I have a Windows XP server with 3 shared volumes on it. I can connect to 2 of them, but when I try to connect to the third one (via Finder's Connect to Server option), I got the message: "You are already connected to this server volume". It is not mounted however, it does not show on desktop nor in the Finder's Network entry.

Just prior to this problem I had a shortcut to this particular share in my Dock, but clicking on it resulted in an error about a wrong Alias. I then erased that alias.

I am experiencing the same problem now on my iMac G5 and on my PowerBook G4 (both on 10.4).
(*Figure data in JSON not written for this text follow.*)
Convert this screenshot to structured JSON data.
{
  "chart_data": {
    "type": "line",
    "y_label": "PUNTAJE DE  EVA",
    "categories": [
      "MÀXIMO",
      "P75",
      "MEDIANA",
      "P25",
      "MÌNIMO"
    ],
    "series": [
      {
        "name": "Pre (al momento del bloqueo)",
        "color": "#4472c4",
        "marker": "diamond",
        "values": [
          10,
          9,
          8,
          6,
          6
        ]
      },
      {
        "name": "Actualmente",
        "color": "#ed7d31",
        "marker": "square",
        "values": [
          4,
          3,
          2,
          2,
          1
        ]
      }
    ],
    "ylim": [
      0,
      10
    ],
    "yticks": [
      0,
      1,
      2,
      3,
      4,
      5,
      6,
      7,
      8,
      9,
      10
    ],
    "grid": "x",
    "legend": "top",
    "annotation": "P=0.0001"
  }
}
Do you guys have any idea what's going on? Is this problem related to the Windows PC?

Thanks!


----------



## ElDiabloConCaca (Oct 20, 2005)

What are the names of the shares?


----------



## Jorg (Oct 21, 2005)

They are called "AllUserDocuments", "Data" and "Software". It is the one called Data that is causing trouble.


----------



## Jorg (Oct 24, 2005)

Does this information help you? I am still having this problem..


----------



## ElDiabloConCaca (Oct 24, 2005)

I was thinking that perhaps one name would be a substring of another name, like "Data" and "DataStuff" or something like that, possibly confusing the Mac.

Are these shares all shared the same way, with the same permissions set on all of them?  Also, is it possible that the server share in question is somehow in your Login Items or Startup Items or something on the Mac?

If you open the Terminal, then do a "cd /Volumes" and then "ls -la", does the server volume show up there?


----------



## Jorg (Nov 1, 2005)

This is supposed to be fixed in 10.4.3, according to change logs. I will notice in the coming days...


----------



## cticompserv (Jan 21, 2009)

Interesting!  It's January 21, 2009 and we just had three separate reports of this same problem.  We're running OS X 10.4.11.

Any fixes yet?

Kent


----------



## cticompserv (Jan 21, 2009)

I haven't found the cause yet but I found a fix that eliminates rebooting.

Save or close all open documents.
Press Command-Option-Esc to force quit applications, choose Finder and click relaunch.  Confirm relaunch of Finder.

This worked for me in the limited testing I did.

Kent


----------